Orthodontic treatment with fixed appliances implies certain inherent drawbacks including increased oral bacteria, dental and soft-tissue discomfort, and poor esthetics. Adolescents may be particularly reluctant to undergoing fixed-appliance treatment for social reasons, but doctors and parents have been dubious about their willingness to cooperate upon use of removable clear aligners. However, in orthodontic correction of Class II malocclusion by aligners, clinicians can achieve excellent results by adopting the same treatment protocol currently used with conventional fixed appliances. In ClinCheck®’s digital environment, just as in conventional orthodontics, we shall program the same dental movements that are needed to make the two dental arches compatible. Then, the use of Class II elastics allows a mesial mandibular repositioning and, thanks to the compatibility of the dental arches, stabilization of the final result is possible. Nevertheless, according to Rossini et al. the accuracy of the bucco-lingual movements in the anterior segments is lower than in posterior segments, thus supporting the common practice of inserting 10° of additional torque at front teeth. Such measure can be strictly recommended in cases of Class II with deep bite in which reaching a proper incisor torque represents an elective treatment goal. Moreover, Invisalign® treatment provides some advantages over fixed appliances in specific cases. In the presented cases, treatment duration (18 months) was highly satisfactory, because the Class II elastics were worn upon initial delivery. By contrast, when using Class II elastics along with fixed appliances, it generally takes several months to be able to utilize wires that are of sufficient size and strength.
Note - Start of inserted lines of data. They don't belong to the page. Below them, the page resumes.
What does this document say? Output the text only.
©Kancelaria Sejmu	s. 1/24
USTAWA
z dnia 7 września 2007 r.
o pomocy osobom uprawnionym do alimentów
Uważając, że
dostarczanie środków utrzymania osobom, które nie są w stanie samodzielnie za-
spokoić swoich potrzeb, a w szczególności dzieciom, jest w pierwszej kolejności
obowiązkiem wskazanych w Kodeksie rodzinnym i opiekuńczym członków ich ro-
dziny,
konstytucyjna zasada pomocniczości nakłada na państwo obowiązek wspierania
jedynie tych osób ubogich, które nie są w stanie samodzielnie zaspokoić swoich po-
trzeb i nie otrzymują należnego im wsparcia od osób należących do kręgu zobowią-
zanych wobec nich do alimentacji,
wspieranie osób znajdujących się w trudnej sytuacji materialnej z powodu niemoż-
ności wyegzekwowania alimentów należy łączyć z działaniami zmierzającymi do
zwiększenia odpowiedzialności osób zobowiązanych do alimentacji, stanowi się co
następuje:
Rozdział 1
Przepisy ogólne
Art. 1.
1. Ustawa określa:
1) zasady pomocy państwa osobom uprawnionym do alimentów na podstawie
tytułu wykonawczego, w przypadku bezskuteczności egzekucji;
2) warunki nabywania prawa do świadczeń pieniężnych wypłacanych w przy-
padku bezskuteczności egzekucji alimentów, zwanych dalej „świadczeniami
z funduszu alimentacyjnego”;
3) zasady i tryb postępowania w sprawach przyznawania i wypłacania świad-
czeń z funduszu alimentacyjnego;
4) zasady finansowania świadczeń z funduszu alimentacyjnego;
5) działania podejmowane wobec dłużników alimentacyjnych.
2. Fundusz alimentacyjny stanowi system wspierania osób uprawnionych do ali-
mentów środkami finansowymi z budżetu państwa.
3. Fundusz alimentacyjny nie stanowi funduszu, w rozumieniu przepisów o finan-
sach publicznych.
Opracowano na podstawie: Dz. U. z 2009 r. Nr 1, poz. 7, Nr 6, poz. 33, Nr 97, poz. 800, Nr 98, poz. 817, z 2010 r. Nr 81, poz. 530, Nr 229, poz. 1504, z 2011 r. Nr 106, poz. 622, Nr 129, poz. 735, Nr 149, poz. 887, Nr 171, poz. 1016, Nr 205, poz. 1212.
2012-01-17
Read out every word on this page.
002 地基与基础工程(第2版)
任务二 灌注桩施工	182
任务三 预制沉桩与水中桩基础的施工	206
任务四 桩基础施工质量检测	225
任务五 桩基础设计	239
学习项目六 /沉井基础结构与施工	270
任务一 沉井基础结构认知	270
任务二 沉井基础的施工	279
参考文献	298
Also, when using Class II elastics along with fixed appliances, there can be canting of the occlusal plane because of the resulting vertical component of force. Since the occlusal surfaces are completely covered, Invisalign® allows for the elimination or reduction of the typical “Class II elastic effect.” Although further research needs to be carried out, it appears that clear aligner treatment potentially causes less root resorption than conventional fixed appliances. This makes it an ideal choice for teeth that may be susceptible to root resorption.
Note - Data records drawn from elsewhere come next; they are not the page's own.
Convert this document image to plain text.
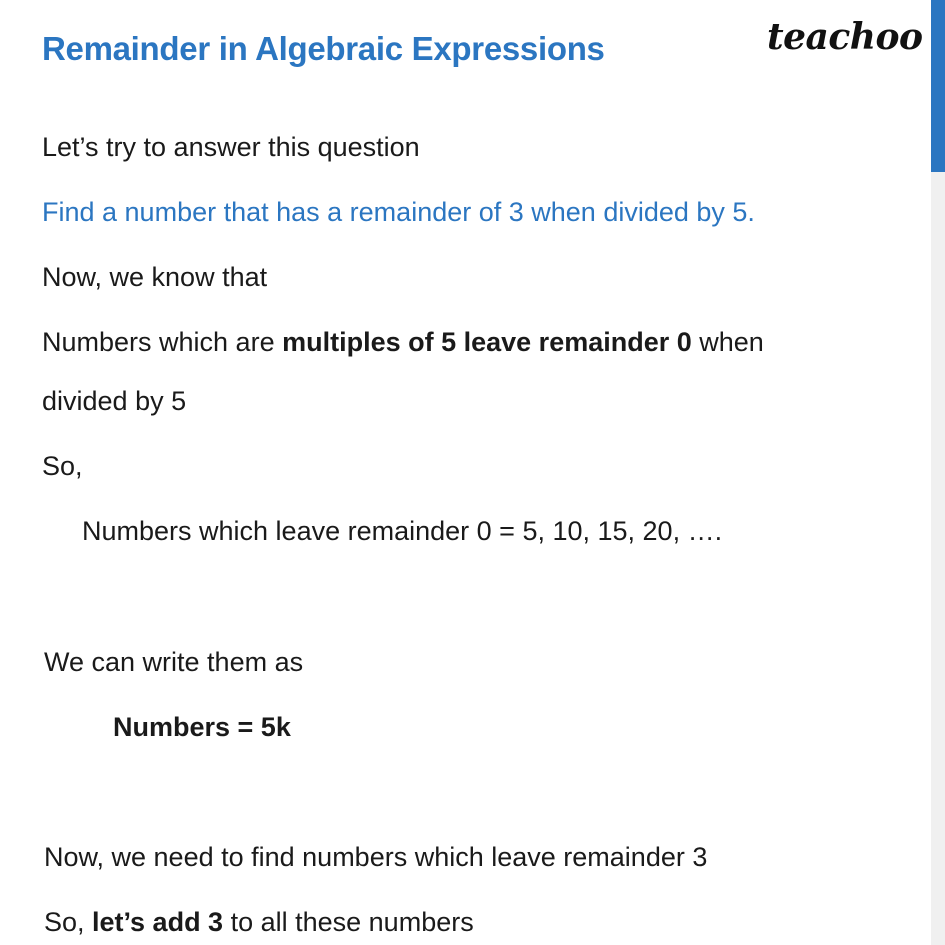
Remainder in Algebraic Expressions	teachoo
Let’s try to answer this question
Find a number that has a remainder of 3 when divided by 5.
Now, we know that
Numbers which are multiples of 5 leave remainder 0 when
divided by 5
So,
Numbers which leave remainder 0 = 5, 10, 15, 20, ….
We can write them as
Numbers = 5k
Now, we need to find numbers which leave remainder 3
So, let’s add 3 to all these numbers
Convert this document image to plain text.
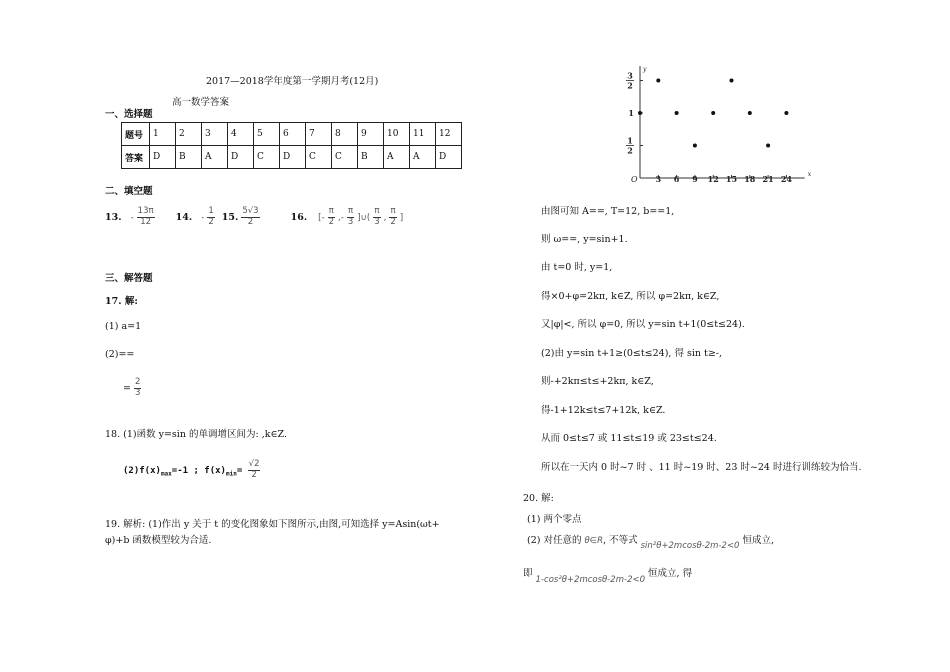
2017—2018学年度第一学期月考(12月)
高一数学答案
一、选择题
题号	1	2	3	4	5	6	7	8	9	10	11	12
答案	D	B	A	D	C	D	C	C	B	A	A	D
二、填空题
13. - $\frac{13\pi}{12} 14$. - $\frac{1}{2} 15$. $\frac{5√3}{2}$	16. [- $\frac{\pi}{2}$ ,- $\frac{\pi}{3}$ ]∪( $\frac{\pi}{3}$ , $\frac{\pi}{2}$ ]
三、解答题
17. 解:
(1) a=1
(2)==
= $\frac{2}{3}$
18. (1)函数 y=sin 的单调增区间为: ,k∈Z.
$(2)f(x)_{max}=-1$ ; $f(x)_{min}= \frac{√2}{2}$
19. 解析: (1)作出 y 关于 t 的变化图象如下图所示,由图,可知选择 y=Asin(ωt+
φ)+b 函数模型较为合适.
x
y
O 3 6 9 12 15 18 21 24
3
2
1
1
2
由图可知 A==, T=12, b==1,
则 ω==, y=sin+1.
由 t=0 时, y=1,
得×0+φ=2kπ, k∈Z, 所以 φ=2kπ, k∈Z,
又|φ|<, 所以 φ=0, 所以 y=sin t+1(0≤t≤24).
(2)由 y=sin t+1≥(0≤t≤24), 得 sin t≥-,
则-+2kπ≤t≤+2kπ, k∈Z,
得-1+12k≤t≤7+12k, k∈Z.
从而 0≤t≤7 或 11≤t≤19 或 23≤t≤24.
所以在一天内 0 时~7 时 、11 时~19 时、23 时~24 时进行训练较为恰当.
20. 解:
(1) 两个零点
(2) 对任意的 θ∈R, 不等式 sin²θ+2mcosθ-2m-2<0 恒成立,
即 1-cos²θ+2mcosθ-2m-2<0 恒成立, 得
At the beginning of the “digital era,” the majority of orthodontists thought that aligners were not the ideal tool for treating Class II malocclusions. After 10 years of experience, this article intends to show how it can be performed in a simple and predictable way. However, a proper diagnosis and treatment planning are fundamental in order to correct dental-skeletal Class II by using aligners. Moreover, in order to exploit the best effectiveness of aligners, thorough knowledge and experience in dental biomechanics are necessary. Correction of the malocclusion can be a crucial step to achieve the desired occlusal, functional and cosmetic result. This treatment method is not merely limited to the re-alignment of malposed teeth, but can also successfully correct Class II occlusal relationships.